This is a pretty cool video of the B&M with multiple lashups. I think this is a mix of regular B&M commuter trains and then the ski train specials to N. Conway (BTW, that line is still largely in tact with only 18 mi out of service, upon which most of it is still in place and cleared). 

The RDCs were used in Boston North Station for years and years as their primary commuter train solution. I'm not sure how it worked with conductors/trainmen... It seems like they have a trainman for each car today on the MBTA, so perhaps they did back then too? ...I don't really know how you would do it otherwise with the frequency of station stops nearing Boston.


----------



## on30gn15 (May 23, 2009)

Have seen a couple published HO scale track plans for B&M suburban runs for either steam or RDC.
Those RDC do make a spiffy looking train.
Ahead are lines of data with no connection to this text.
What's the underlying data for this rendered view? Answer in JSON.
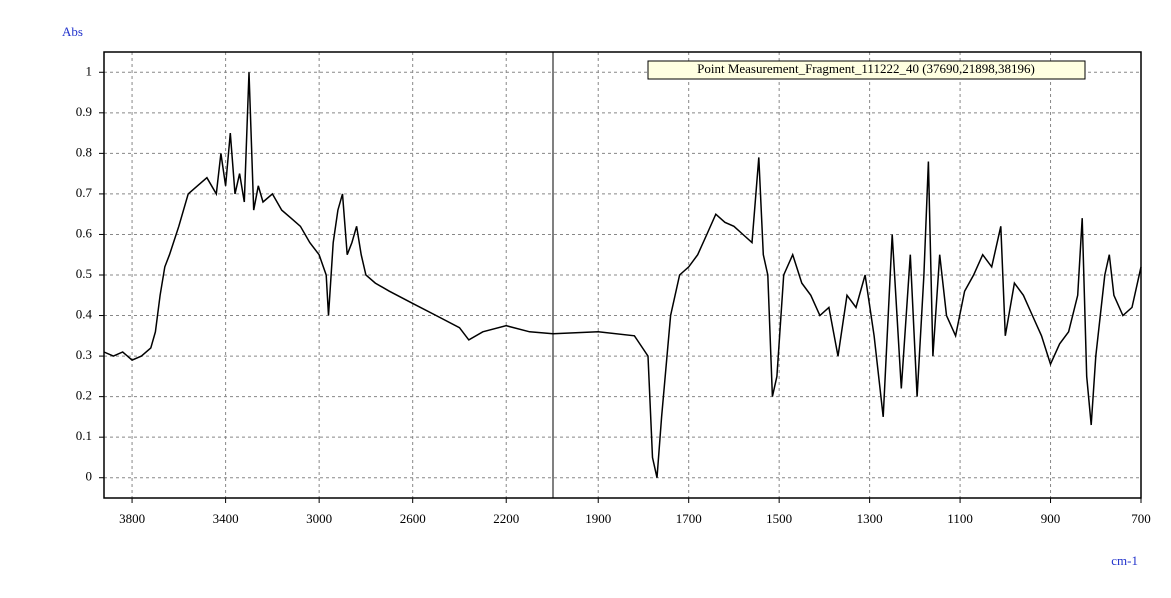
{
  "chart_data": {
    "type": "line",
    "y_label": "Abs",
    "x_label": "cm-1",
    "x": [
      3920,
      3880,
      3840,
      3800,
      3760,
      3720,
      3700,
      3680,
      3660,
      3640,
      3600,
      3560,
      3520,
      3480,
      3440,
      3420,
      3400,
      3380,
      3360,
      3340,
      3320,
      3300,
      3280,
      3260,
      3240,
      3200,
      3160,
      3120,
      3080,
      3040,
      3000,
      2970,
      2960,
      2940,
      2920,
      2900,
      2880,
      2860,
      2840,
      2820,
      2800,
      2760,
      2700,
      2600,
      2500,
      2400,
      2360,
      2300,
      2200,
      2100,
      2000,
      1900,
      1820,
      1790,
      1780,
      1770,
      1760,
      1740,
      1720,
      1700,
      1680,
      1660,
      1640,
      1620,
      1600,
      1580,
      1560,
      1545,
      1535,
      1525,
      1515,
      1505,
      1490,
      1470,
      1450,
      1430,
      1410,
      1390,
      1370,
      1350,
      1330,
      1310,
      1290,
      1270,
      1250,
      1230,
      1210,
      1195,
      1180,
      1170,
      1160,
      1145,
      1130,
      1110,
      1090,
      1070,
      1050,
      1030,
      1010,
      1000,
      980,
      960,
      940,
      920,
      900,
      880,
      860,
      840,
      830,
      820,
      810,
      800,
      790,
      780,
      770,
      760,
      740,
      720,
      700
    ],
    "series": [
      {
        "name": "Point Measurement_Fragment_111222_40 (37690,21898,38196)",
        "color": "#000000",
        "values": [
          0.31,
          0.3,
          0.31,
          0.29,
          0.3,
          0.32,
          0.36,
          0.45,
          0.52,
          0.55,
          0.62,
          0.7,
          0.72,
          0.74,
          0.7,
          0.8,
          0.72,
          0.85,
          0.7,
          0.75,
          0.68,
          1.0,
          0.66,
          0.72,
          0.68,
          0.7,
          0.66,
          0.64,
          0.62,
          0.58,
          0.55,
          0.5,
          0.4,
          0.58,
          0.66,
          0.7,
          0.55,
          0.58,
          0.62,
          0.55,
          0.5,
          0.48,
          0.46,
          0.43,
          0.4,
          0.37,
          0.34,
          0.36,
          0.375,
          0.36,
          0.355,
          0.36,
          0.35,
          0.3,
          0.05,
          0.0,
          0.15,
          0.4,
          0.5,
          0.52,
          0.55,
          0.6,
          0.65,
          0.63,
          0.62,
          0.6,
          0.58,
          0.79,
          0.55,
          0.5,
          0.2,
          0.25,
          0.5,
          0.55,
          0.48,
          0.45,
          0.4,
          0.42,
          0.3,
          0.45,
          0.42,
          0.5,
          0.35,
          0.15,
          0.6,
          0.22,
          0.55,
          0.2,
          0.5,
          0.78,
          0.3,
          0.55,
          0.4,
          0.35,
          0.46,
          0.5,
          0.55,
          0.52,
          0.62,
          0.35,
          0.48,
          0.45,
          0.4,
          0.35,
          0.28,
          0.33,
          0.36,
          0.45,
          0.64,
          0.25,
          0.13,
          0.3,
          0.4,
          0.5,
          0.55,
          0.45,
          0.4,
          0.42,
          0.52
        ]
      }
    ],
    "xlim": [
      3920,
      700
    ],
    "xbreak": 2000,
    "xticks": [
      3800,
      3400,
      3000,
      2600,
      2200,
      1900,
      1700,
      1500,
      1300,
      1100,
      900,
      700
    ],
    "ylim": [
      -0.05,
      1.05
    ],
    "yticks": [
      0,
      0.1,
      0.2,
      0.3,
      0.4,
      0.5,
      0.6,
      0.7,
      0.8,
      0.9,
      1
    ],
    "grid": true
  }
}
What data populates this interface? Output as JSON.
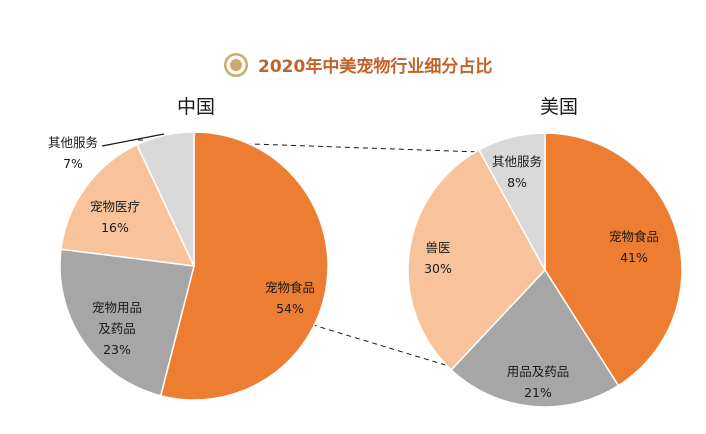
{
  "colors": {
    "title": "#c0622a",
    "food": "#ed7d31",
    "medicine": "#a6a6a6",
    "medical": "#f8c39b",
    "other": "#d9d9d9",
    "text": "#1a1a1a",
    "badge_outer": "#cfa86a",
    "badge_inner": "#ffffff"
  },
  "title": "2020年中美宠物行业细分占比",
  "chart_data": [
    {
      "type": "pie",
      "title": "中国",
      "series": [
        {
          "label": [
            "宠物食品"
          ],
          "pct": "54%",
          "value": 54,
          "color": "#ed7d31"
        },
        {
          "label": [
            "宠物用品",
            "及药品"
          ],
          "pct": "23%",
          "value": 23,
          "color": "#a6a6a6"
        },
        {
          "label": [
            "宠物医疗"
          ],
          "pct": "16%",
          "value": 16,
          "color": "#f8c39b"
        },
        {
          "label": [
            "其他服务"
          ],
          "pct": "7%",
          "value": 7,
          "color": "#d9d9d9"
        }
      ]
    },
    {
      "type": "pie",
      "title": "美国",
      "series": [
        {
          "label": [
            "宠物食品"
          ],
          "pct": "41%",
          "value": 41,
          "color": "#ed7d31"
        },
        {
          "label": [
            "用品及药品"
          ],
          "pct": "21%",
          "value": 21,
          "color": "#a6a6a6"
        },
        {
          "label": [
            "兽医"
          ],
          "pct": "30%",
          "value": 30,
          "color": "#f8c39b"
        },
        {
          "label": [
            "其他服务"
          ],
          "pct": "8%",
          "value": 8,
          "color": "#d9d9d9"
        }
      ]
    }
  ]
}
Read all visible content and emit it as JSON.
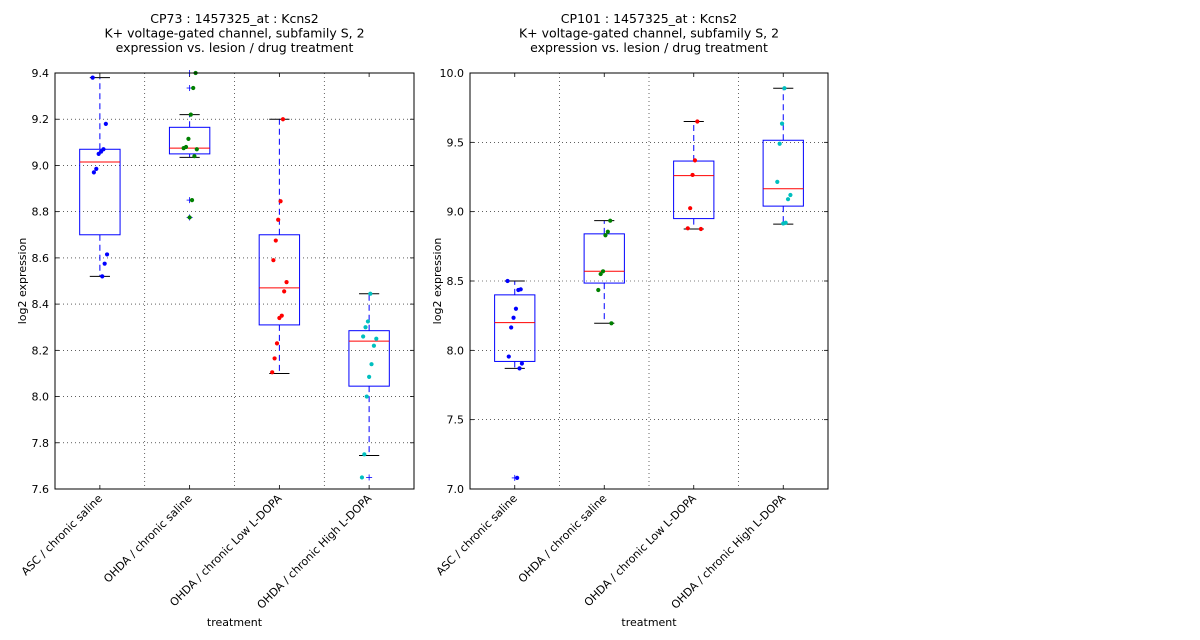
{
  "chart_data": [
    {
      "type": "box",
      "title": [
        "CP73 : 1457325_at : Kcns2",
        "K+ voltage-gated channel, subfamily S, 2",
        "expression vs. lesion / drug treatment"
      ],
      "xlabel": "treatment",
      "ylabel": "log2 expression",
      "ylim": [
        7.6,
        9.4
      ],
      "yticks": [
        "7.6",
        "7.8",
        "8.0",
        "8.2",
        "8.4",
        "8.6",
        "8.8",
        "9.0",
        "9.2",
        "9.4"
      ],
      "grid": true,
      "categories": [
        "ASC / chronic saline",
        "OHDA / chronic saline",
        "OHDA / chronic Low L-DOPA",
        "OHDA / chronic High L-DOPA"
      ],
      "boxes": [
        {
          "q1": 8.7,
          "median": 9.015,
          "q3": 9.07,
          "whisker_low": 8.52,
          "whisker_high": 9.38,
          "outliers": []
        },
        {
          "q1": 9.05,
          "median": 9.075,
          "q3": 9.165,
          "whisker_low": 9.035,
          "whisker_high": 9.22,
          "outliers": [
            8.775,
            8.85,
            9.335,
            9.4
          ]
        },
        {
          "q1": 8.31,
          "median": 8.47,
          "q3": 8.7,
          "whisker_low": 8.1,
          "whisker_high": 9.2,
          "outliers": []
        },
        {
          "q1": 8.045,
          "median": 8.24,
          "q3": 8.285,
          "whisker_low": 7.745,
          "whisker_high": 8.445,
          "outliers": [
            7.65
          ]
        }
      ],
      "points": [
        {
          "color": "#0000ff",
          "values": [
            9.38,
            9.18,
            9.07,
            9.06,
            9.05,
            8.985,
            8.97,
            8.615,
            8.575,
            8.52
          ]
        },
        {
          "color": "#008000",
          "values": [
            9.4,
            9.335,
            9.22,
            9.115,
            9.08,
            9.075,
            9.07,
            9.04,
            8.85,
            8.775
          ]
        },
        {
          "color": "#ff0000",
          "values": [
            9.2,
            8.845,
            8.765,
            8.675,
            8.59,
            8.495,
            8.455,
            8.35,
            8.34,
            8.23,
            8.165,
            8.105
          ]
        },
        {
          "color": "#00bfbf",
          "values": [
            8.445,
            8.325,
            8.3,
            8.26,
            8.25,
            8.22,
            8.14,
            8.085,
            8.0,
            7.75,
            7.65
          ]
        }
      ]
    },
    {
      "type": "box",
      "title": [
        "CP101 : 1457325_at : Kcns2",
        "K+ voltage-gated channel, subfamily S, 2",
        "expression vs. lesion / drug treatment"
      ],
      "xlabel": "treatment",
      "ylabel": "log2 expression",
      "ylim": [
        7.0,
        10.0
      ],
      "yticks": [
        "7.0",
        "7.5",
        "8.0",
        "8.5",
        "9.0",
        "9.5",
        "10.0"
      ],
      "grid": true,
      "categories": [
        "ASC / chronic saline",
        "OHDA / chronic saline",
        "OHDA / chronic Low L-DOPA",
        "OHDA / chronic High L-DOPA"
      ],
      "boxes": [
        {
          "q1": 7.92,
          "median": 8.2,
          "q3": 8.4,
          "whisker_low": 7.87,
          "whisker_high": 8.5,
          "outliers": [
            7.08
          ]
        },
        {
          "q1": 8.485,
          "median": 8.57,
          "q3": 8.84,
          "whisker_low": 8.195,
          "whisker_high": 8.935,
          "outliers": []
        },
        {
          "q1": 8.95,
          "median": 9.26,
          "q3": 9.365,
          "whisker_low": 8.875,
          "whisker_high": 9.65,
          "outliers": []
        },
        {
          "q1": 9.04,
          "median": 9.165,
          "q3": 9.515,
          "whisker_low": 8.91,
          "whisker_high": 9.89,
          "outliers": []
        }
      ],
      "points": [
        {
          "color": "#0000ff",
          "values": [
            8.5,
            8.44,
            8.435,
            8.3,
            8.235,
            8.165,
            7.955,
            7.905,
            7.87,
            7.08
          ]
        },
        {
          "color": "#008000",
          "values": [
            8.935,
            8.855,
            8.83,
            8.57,
            8.55,
            8.435,
            8.195
          ]
        },
        {
          "color": "#ff0000",
          "values": [
            9.65,
            9.37,
            9.265,
            9.025,
            8.88,
            8.875
          ]
        },
        {
          "color": "#00bfbf",
          "values": [
            9.89,
            9.635,
            9.49,
            9.215,
            9.12,
            9.09,
            8.92,
            8.915
          ]
        }
      ]
    }
  ]
}
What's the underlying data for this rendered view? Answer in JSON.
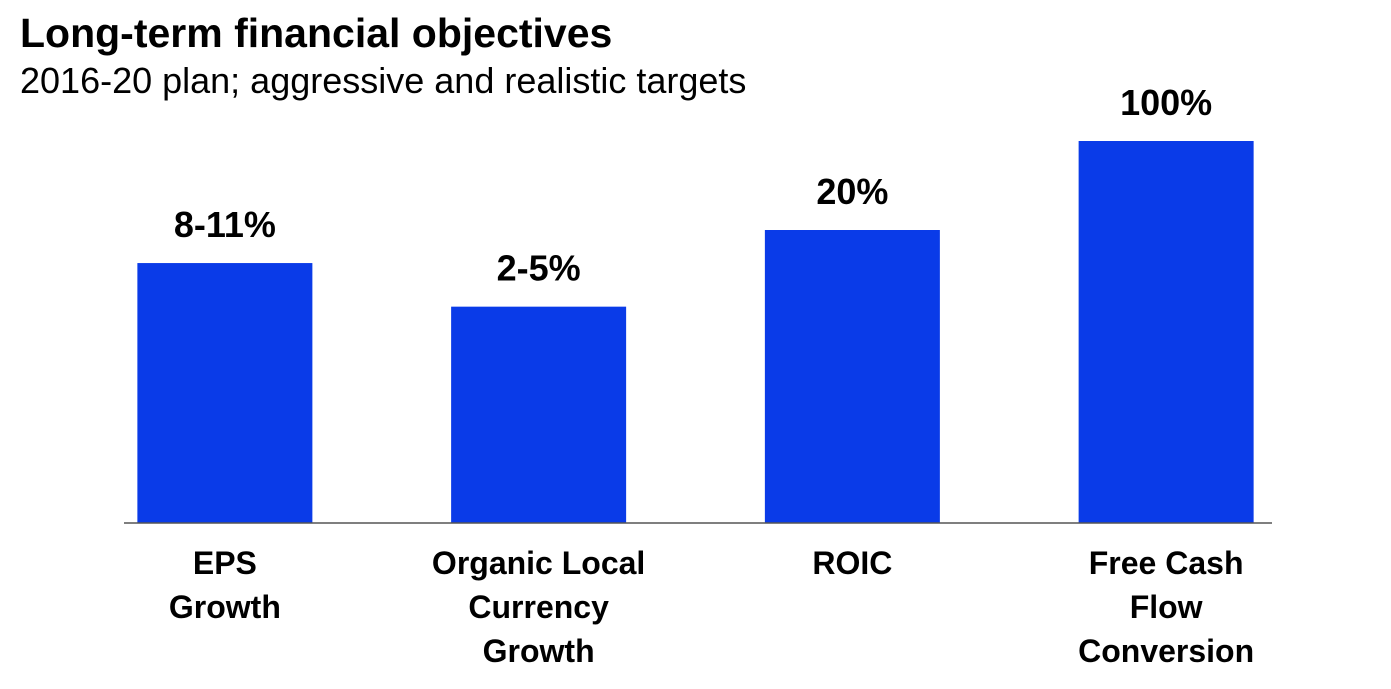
{
  "chart_data": {
    "type": "bar",
    "title": "Long-term financial objectives",
    "subtitle": "2016-20 plan; aggressive and realistic targets",
    "categories": [
      "EPS\nGrowth",
      "Organic Local\nCurrency\nGrowth",
      "ROIC",
      "Free Cash\nFlow\nConversion"
    ],
    "values": [
      11,
      5,
      20,
      100
    ],
    "value_labels": [
      "8-11%",
      "2-5%",
      "20%",
      "100%"
    ],
    "color": "#0a3be8",
    "log_scale": true,
    "ylim": [
      0.1,
      100
    ]
  }
}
And that long consist with white extra flags was interesting.


----------



## du-bousquetaire (Feb 14, 2011)

If I remember correctly there used to be one conductor per train on the B&M, they could go from one car to the other with the end doors and probably fitted them with safety chains on the sides of the gangway. They used conductors keys to open the doors so that regular passengers could not go from car to car except in station stops by getting off and back on again. I don't exactly remember.
But I remember the conductors, they wrere friendly and knew their jobs well: What was a huge surprise for this European young man at the time (around 1971-'73) was that they could keep track of every passenger on the train. Once they controlled your ticket, they never asked you again although they kept going through the train after just about every station. Their secret was that they would slip your ticket in a slot on top of the seat backs. If they had controled it. And that way, at a glance, they could see who had just got on board at the last station. It was very professional.


----------



## Doug C (Jan 14, 2008)

A couple vids that popped up on google.ca ; 

a oldie that has some MU clips ;






in the 1990s MU 9 min.(ish) mark ;




(rdc3 at 12:50 MU with a conversion ? )


----------



## on30gn15 (May 23, 2009)

Doug C said:


> (rdc3 at 12:50 MU with a conversion ? )


 It sure does look like someone did a spot of 1:1 scale kitbashing and turned a 3 in to a 1. The way light is reflecting from side here at 12:39 really shows it up https://youtu.be/bXMdxRMB5t4?t=12m39s


----------